Travail de Chloe Hajj. Photo Gregory Buchakjian

Après des mois de recherches, il a mélangé l’asphalte au plomb et à la pierre pour en faire une structure, une sorte de cairn urbain issu de ce qui l’entoure et de son vécu. En quête de son propre langage, le jeune étudiant déclare « s’être retrouvé » lors de cette exposition qui lui a permis, dit-il, de côtoyer sous le même toit, dans un lieu historique, d’autres étudiants de l’UL et de l’AUB, et d’échanger avec « la nouvelle génération, voire les futurs artistes » appelés à marquer la scène artistique au Liban.
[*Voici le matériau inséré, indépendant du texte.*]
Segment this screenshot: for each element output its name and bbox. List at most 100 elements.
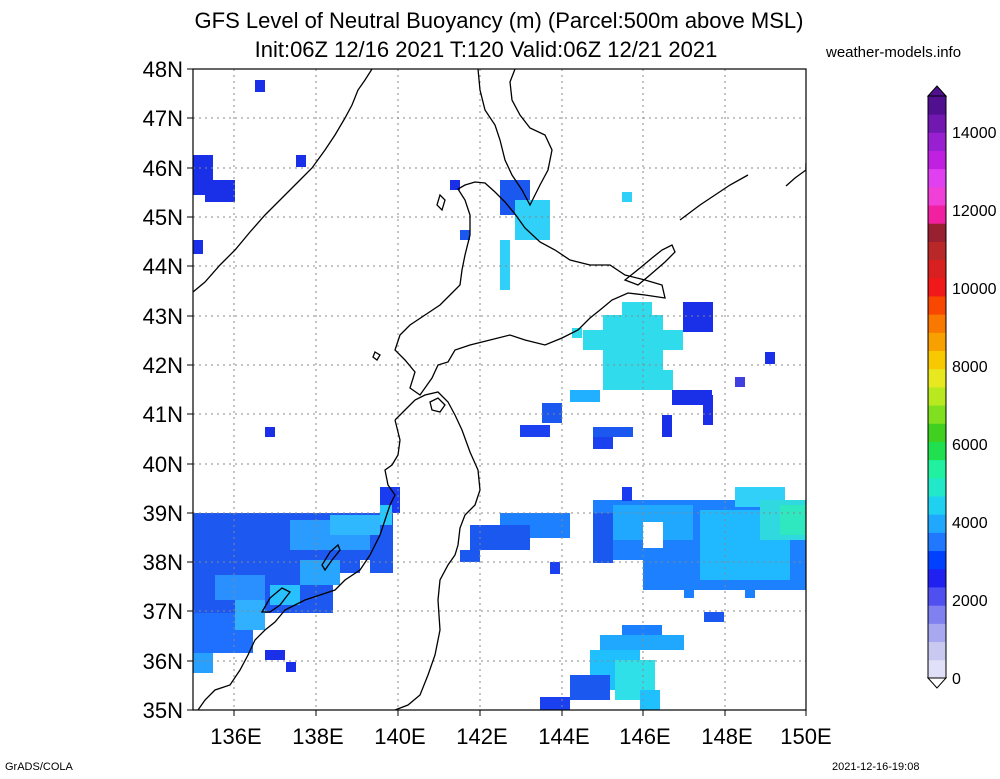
field-cell [765,352,775,364]
colorbar-segment [928,587,946,606]
field-cell [255,80,265,92]
colorbar-segment [928,223,946,242]
colorbar-label: 14000 [952,125,997,142]
colorbar-segment [928,659,946,679]
field-cell [542,403,562,423]
field-cell [622,192,632,202]
buoyancy-field [193,80,806,710]
colorbar-segment [928,641,946,661]
field-cell [460,230,470,240]
colorbar-segments [928,96,946,679]
footer-timestamp: 2021-12-16-19:08 [832,761,920,773]
lat-label: 35N [143,698,183,723]
sado-island-coast [321,543,341,572]
field-cell [780,505,806,535]
field-cell [703,395,713,425]
kuril-islands-coast [623,244,676,286]
colorbar-top-arrow [926,85,948,97]
colorbar-segment [928,514,946,533]
field-cell [215,575,265,600]
lat-label: 41N [143,402,183,427]
field-cell [622,487,632,501]
lon-label: 148E [701,724,752,749]
colorbar-segment [928,241,946,261]
colorbar-bottom-arrow [926,677,948,689]
colorbar-segment [928,477,946,497]
field-cell [520,425,550,437]
colorbar-segment [928,114,946,133]
lat-label: 36N [143,649,183,674]
field-cell [704,612,724,622]
field-cell [583,330,603,350]
lon-label: 140E [374,724,425,749]
field-cell [193,653,213,673]
lon-label: 144E [538,724,589,749]
source-label: weather-models.info [826,44,962,61]
field-cell [570,675,610,700]
field-cell [450,180,460,190]
lat-label: 44N [143,254,183,279]
colorbar-label: 2000 [952,593,988,610]
axis-ticks [187,68,807,716]
lat-label: 39N [143,501,183,526]
field-cell [643,522,663,548]
field-cell [572,328,582,338]
lat-label: 43N [143,304,183,329]
lat-label: 37N [143,599,183,624]
colorbar-segment [928,368,946,388]
lat-label: 40N [143,452,183,477]
colorbar-segment [928,387,946,406]
field-cell [662,415,672,437]
lat-label: 47N [143,106,183,131]
field-cell [593,437,613,449]
field-cell [593,427,633,437]
latitude-labels: 48N 47N 46N 45N 44N 43N 42N 41N 40N 39N … [143,57,183,723]
field-cell [470,525,530,550]
colorbar-segment [928,314,946,333]
field-cell [296,155,306,167]
colorbar-segment [928,296,946,315]
colorbar-segment [928,350,946,370]
coastlines [193,69,806,710]
field-cell [265,650,285,660]
lon-label: 150E [780,724,831,749]
lat-label: 42N [143,353,183,378]
colorbar-segment [928,532,946,552]
field-cell [205,180,235,202]
map-frame [192,68,807,711]
field-cell [600,635,684,650]
kuril-chain-coast [679,174,749,221]
colorbar-segment [928,332,946,352]
mutsu-bay-coast [429,397,446,413]
field-cell [360,560,370,574]
field-cell [330,515,380,535]
colorbar-segment [928,132,946,151]
field-cell [683,302,713,332]
colorbar-label: 6000 [952,437,988,454]
graticule [193,69,806,710]
field-cell [672,390,712,405]
colorbar-segment [928,550,946,570]
field-cell [270,585,300,605]
field-cell [745,590,755,598]
field-cell [735,377,745,387]
lat-label: 46N [143,156,183,181]
field-cell [663,330,683,350]
field-cell [300,560,340,585]
hokkaido-coast [394,181,666,396]
colorbar-label: 12000 [952,203,997,220]
mainland-asia-coast [193,69,373,293]
colorbar-label: 0 [952,671,961,688]
honshu-coast [197,391,481,710]
field-cell [622,302,652,322]
field-cell [570,390,600,402]
field-cell [640,690,660,710]
rishiri-island-coast [436,193,446,212]
field-cell [193,240,203,254]
field-cell [684,590,694,598]
lat-label: 48N [143,57,183,82]
field-cell [235,600,265,630]
lon-label: 142E [456,724,507,749]
lon-label: 146E [619,724,670,749]
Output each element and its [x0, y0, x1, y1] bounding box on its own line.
Gregory Buchakjian souligne que « la participation des établissements d’enseignement supérieur à des événements similaires permet de replacer l’université dans la société ». « Une école d’arts visuels a pour mission de former des gens qui pensent, qui réfléchissent, qui sont impliqués dans la société et qui sont parties prenantes de cette société surtout que les artistes ont un rôle important à jouer dans le développement du pays particulièrement pendant les périodes difficiles », estime-t-il. Et d’ajouter : « Le rôle des artistes est vraiment de questionner ce qui se passe, que ce soit le fait historique ou politique mais aussi l’intime car tout est relié. »

C’est leur rapport à la ville, ce lien intime, personnel, subjectif, émotionnel, présent ou quasi absent qu’ils entretiennent avec Beyrouth que sept étudiants de l’École des arts visuels de l’Université de Balamand (ALBA) ont été invités à explorer et à rendre tangible à travers des œuvres et installations dévoilées et présentées in situ dans le cadre de...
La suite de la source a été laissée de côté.